You never need to carry more than you can hold,

Maybe it was something Paige said the day before that stuck with me; “When you go into the past, you get depressed. When you go into the future, you get anxiety. But when you stay in the present, you are OK.” Before the song played, my mind was on the past – “Why the hell did I end up with this colostomy thing, it didn’t even work and certainly doesn’t make life easier.”  Before the song played, my mind was on the future –“Now I’ve got to go through another treatment, without time to shower or really clean this up; THEN, afterwards, I have to do all of that, and God knows how I’ll feel.” As the final lines played, those thoughts streamed away with the sweat and the tears. Focus returned, to the moment, to what I was doing now.

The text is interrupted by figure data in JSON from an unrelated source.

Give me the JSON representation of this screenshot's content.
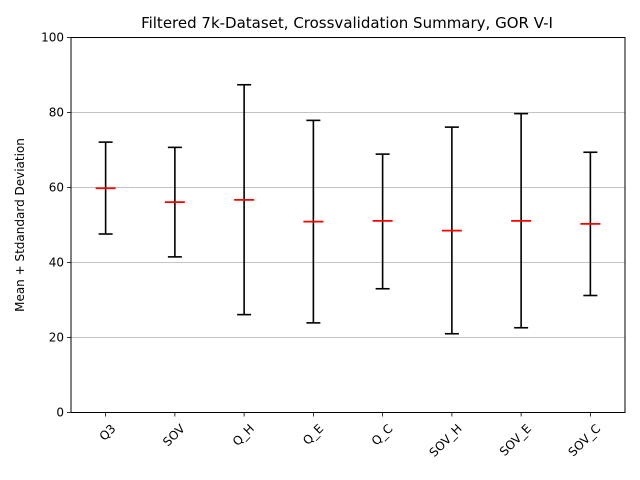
{
  "chart_data": {
    "type": "errorbar",
    "title": "Filtered 7k-Dataset, Crossvalidation Summary, GOR V-I",
    "xlabel": "",
    "ylabel": "Mean + Stdandard Deviation",
    "ylim": [
      0,
      100
    ],
    "yticks": [
      0,
      20,
      40,
      60,
      80,
      100
    ],
    "grid": "horizontal",
    "categories": [
      "Q3",
      "SOV",
      "Q_H",
      "Q_E",
      "Q_C",
      "SOV_H",
      "SOV_E",
      "SOV_C"
    ],
    "series": [
      {
        "mean": [
          59.8,
          56.1,
          56.7,
          50.9,
          51.1,
          48.5,
          51.1,
          50.3
        ],
        "lower": [
          47.6,
          41.5,
          26.1,
          23.9,
          33.0,
          21.0,
          22.6,
          31.2
        ],
        "upper": [
          72.1,
          70.7,
          87.4,
          77.9,
          68.9,
          76.1,
          79.7,
          69.4
        ]
      }
    ],
    "colors": {
      "mean": "#ff0000",
      "errorbar": "#000000",
      "grid": "#b0b0b0"
    }
  }
}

And while you're out there getting where you're getting to,

I hope you know somebody loves you, and wants the same things too,

This is my wish

I hope you know somebody loves you

May all your dreams stay big

Maybe it’s OK to let yourself go every once in a while. Maybe it’s OK to give yourself time to reflect on your wish. Maybe hints of vulnerability are really signs of life. I can’t remember Paul’s exact words at the end of class — something about his wish for us for this day and for life. My mind was already on the present. My body was cleansed (well, at least inside). The negative thoughts had been washed away in a stream of tears and perspiration. I was ready for cancer-conquering pharmaceuticals. I was ready to fulfill my wish.